A recent L.A. Times piece on the legality of restaurant donations made me wonder a bit about the Bill Emerson Good Samaritan Food Donation Act–you know, that 1996 federal shield law that protects donors from liability when they donate food that they deem to be in good shape.
In the article, Shirley Wei Sher, a member of the Southern California Chinese Lawyers Association, wanted to avoid what happened in past years–dumping food that could feed 100 people being thrown out. Yet, Sher was surprised when a local mission said they couldn’t take the leftovers.
As any lawyer would, Sher investigated the Good Sam Law, and found that the local health code was the main barrier to donation. And rightly so, given the priority of keeping people healthy. So food must be kept at the right temperature and nothing self-served can be donated (for cross-contamination fears–in case the Sesame Noodles spoon doesn’t end up in the Kung Pao).

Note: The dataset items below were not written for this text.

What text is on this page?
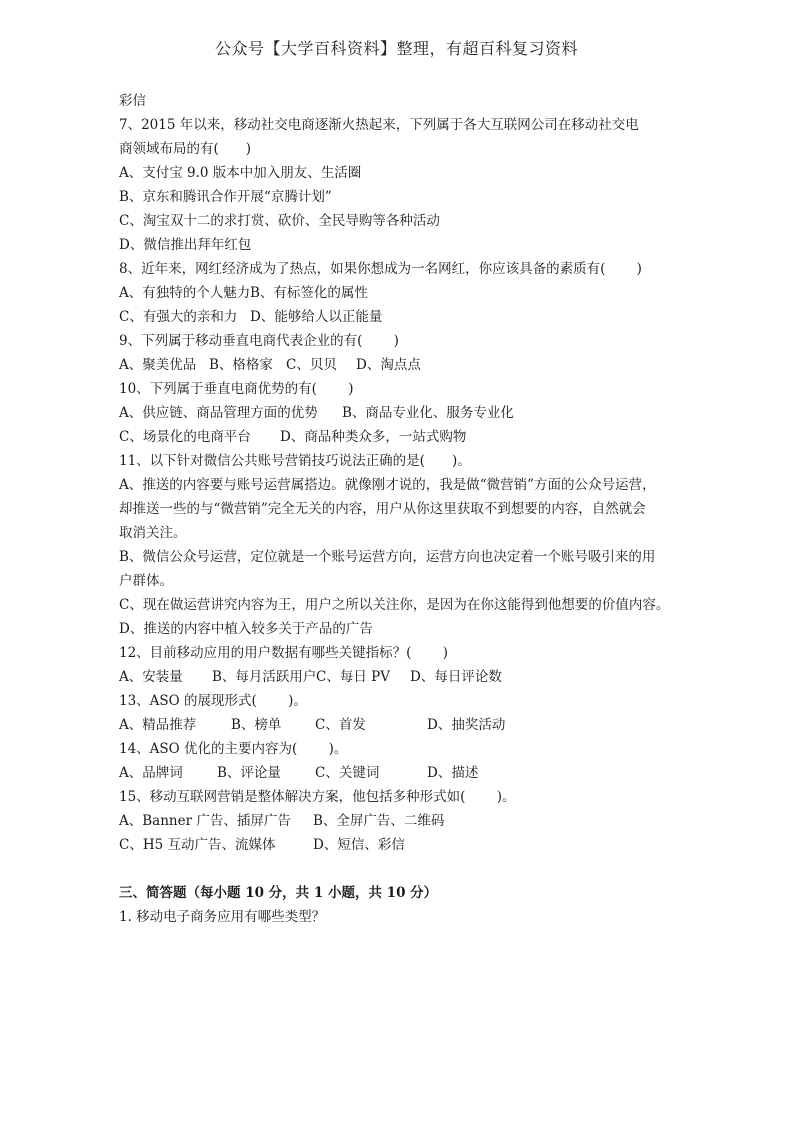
公众号【大学百科资料】整理，有超百科复习资料
彩信
7、2015 年以来，移动社交电商逐渐火热起来，下列属于各大互联网公司在移动社交电
商领域布局的有(　　)
A、支付宝 9.0 版本中加入朋友、生活圈
B、京东和腾讯合作开展“京腾计划”
C、淘宝双十二的求打赏、砍价、全民导购等各种活动
D、微信推出拜年红包
8、近年来，网红经济成为了热点，如果你想成为一名网红，你应该具备的素质有(　　 )
A、有独特的个人魅力B、有标签化的属性
C、有强大的亲和力 D、能够给人以正能量
9、下列属于移动垂直电商代表企业的有(　　 )
A、聚美优品 B、格格家 C、贝贝 D、淘点点
10、下列属于垂直电商优势的有(　　 )
A、供应链、商品管理方面的优势 B、商品专业化、服务专业化
C、场景化的电商平台 D、商品种类众多，一站式购物
11、以下针对微信公共账号营销技巧说法正确的是(　　)。
A、推送的内容要与账号运营属搭边。就像刚才说的，我是做“微营销”方面的公众号运营，
却推送一些的与“微营销”完全无关的内容，用户从你这里获取不到想要的内容，自然就会
取消关注。
B、微信公众号运营，定位就是一个账号运营方向，运营方向也决定着一个账号吸引来的用
户群体。
C、现在做运营讲究内容为王，用户之所以关注你，是因为在你这能得到他想要的价值内容。
D、推送的内容中植入较多关于产品的广告
12、目前移动应用的用户数据有哪些关键指标？(　　 )
A、安装量 B、每月活跃用户C、每日 PV D、每日评论数
13、ASO 的展现形式(　　 )。
A、精品推荐	B、榜单 C、首发	D、抽奖活动
14、ASO 优化的主要内容为(　　 )。
A、品牌词	B、评论量	C、关键词	D、描述
15、移动互联网营销是整体解决方案，他包括多种形式如(　　 )。
A、Banner 广告、插屏广告 B、全屏广告、二维码
C、H5 互动广告、流媒体	D、短信、彩信
三、简答题（每小题 10 分，共 1 小题，共 10 分）
1. 移动电子商务应用有哪些类型？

But the article, and, possibly, many of its sources, seem a bit mistaken in their take. It’s not that the local rules supersede federal law, but that the local health code conditions must be met in order for that federal liability protection to kick in.
Listen–I’m all for saving restaurant leftovers. And when we’re taking them for ourselves, there aren’t these limitations. But when giving food to others, precautions like local health regulations must be followed.
That doesn’t mean that the SCCLA can’t donate food. In fact, here are two solutions that should appease Sher, the recipient agency and the hosting restaurant:
1. Have staff serve plated meals and allow guests to ask for more. Then the group can donate prepared but unserved leftovers.
2. Have staff serve people in a buffet line and donate the leftovers.